На уровне идеи это адекватно реальности, непродолжительное чувство – как пресловутый солнечный удар, вспышка, без причин, но с последствиями. Германике удаются интимные сцены, где герои вдвоем предаются обнаженному, чистому порыву, но стоит замаячить на пути любому как бы движущему сюжетному повороту – и хрупкая искренность рушится. Творческий принцип – кажется, от противного. Если столько лет в фильмах Германики все строилось на реалистичности, то здесь вселенная намеренно ирреальна, карикатурна, искусственна. Скромное кино для своих оборачивается, по фабуле, наибольшим мейнстримом в карьере. Это красиво, как может быть красива полоска дыма от сигареты, но настолько же вредно, как никотиновая зависимость.
Если столько лет в фильмах Германики все строилось на реалистичности, то здесь вселенная намеренно ирреальна, карикатурна, искусственна
Труп зверька, набитый мехом. А на мертвых, как говорит герой фильма, не стоит. Ранее Германику можно было ругать за что угодно, но не за фальшь, тогда как здесь искренность пала жертвой стиля. А режиссер, какой бы это все поэтикой не обладало, взрослеть искренне не хочет.

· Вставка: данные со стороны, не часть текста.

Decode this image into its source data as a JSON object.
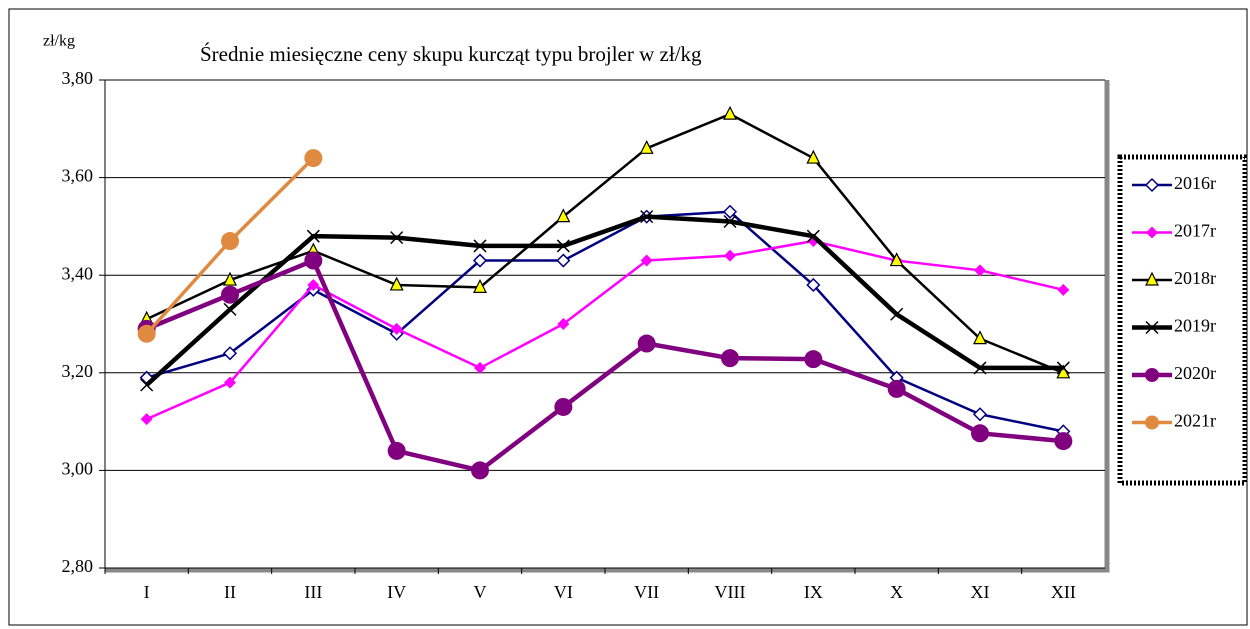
{
  "chart_data": {
    "type": "line",
    "title": "Średnie miesięczne ceny skupu kurcząt typu brojler w zł/kg",
    "y_label": "zł/kg",
    "categories": [
      "I",
      "II",
      "III",
      "IV",
      "V",
      "VI",
      "VII",
      "VIII",
      "IX",
      "X",
      "XI",
      "XII"
    ],
    "ylim": [
      2.8,
      3.8
    ],
    "yticks": [
      {
        "value": 2.8,
        "label": "2,80"
      },
      {
        "value": 3.0,
        "label": "3,00"
      },
      {
        "value": 3.2,
        "label": "3,20"
      },
      {
        "value": 3.4,
        "label": "3,40"
      },
      {
        "value": 3.6,
        "label": "3,60"
      },
      {
        "value": 3.8,
        "label": "3,80"
      }
    ],
    "grid": true,
    "legend": "right",
    "series": [
      {
        "name": "2016r",
        "color": "#000080",
        "marker": "diamond-open",
        "line_width": 2.5,
        "values": [
          3.19,
          3.24,
          3.37,
          3.28,
          3.43,
          3.43,
          3.52,
          3.53,
          3.38,
          3.19,
          3.115,
          3.08
        ]
      },
      {
        "name": "2017r",
        "color": "#ff00ff",
        "marker": "diamond",
        "line_width": 2.5,
        "values": [
          3.105,
          3.18,
          3.38,
          3.29,
          3.21,
          3.3,
          3.43,
          3.44,
          3.47,
          3.43,
          3.41,
          3.37
        ]
      },
      {
        "name": "2018r",
        "color": "#000000",
        "marker": "triangle",
        "line_width": 2.5,
        "values": [
          3.31,
          3.39,
          3.45,
          3.38,
          3.375,
          3.52,
          3.66,
          3.73,
          3.64,
          3.43,
          3.27,
          3.2
        ]
      },
      {
        "name": "2019r",
        "color": "#000000",
        "marker": "x",
        "line_width": 4.5,
        "values": [
          3.175,
          3.33,
          3.48,
          3.477,
          3.46,
          3.46,
          3.52,
          3.51,
          3.48,
          3.32,
          3.21,
          3.21
        ]
      },
      {
        "name": "2020r",
        "color": "#800080",
        "marker": "circle",
        "line_width": 4.5,
        "values": [
          3.29,
          3.36,
          3.43,
          3.04,
          3.0,
          3.13,
          3.26,
          3.23,
          3.228,
          3.167,
          3.076,
          3.06
        ]
      },
      {
        "name": "2021r",
        "color": "#e08a40",
        "marker": "circle",
        "line_width": 3.5,
        "values": [
          3.28,
          3.47,
          3.64,
          null,
          null,
          null,
          null,
          null,
          null,
          null,
          null,
          null
        ]
      }
    ]
  }
}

Развязный и талантливый человек под присмотром дяди играет на пианино («Краткий курс счастливой жизни», где тоже мягкие приглушенные цвета сменяли друг друга, а камера парила), а когда оставляют в квартире одного, надирается, творит непотребства и херачит музыкальные инструменты. И эта инсталляция – она не «космос».
Тараканы лижут раны. Саша стонет от боли. Полотно горит огнем. Прошлое горит огнем. Конкретно, пролетевшие месяцы – топливо для светлого и высокого. Не выйдет из этого толка, если роза в сердце, а в голове сорняк.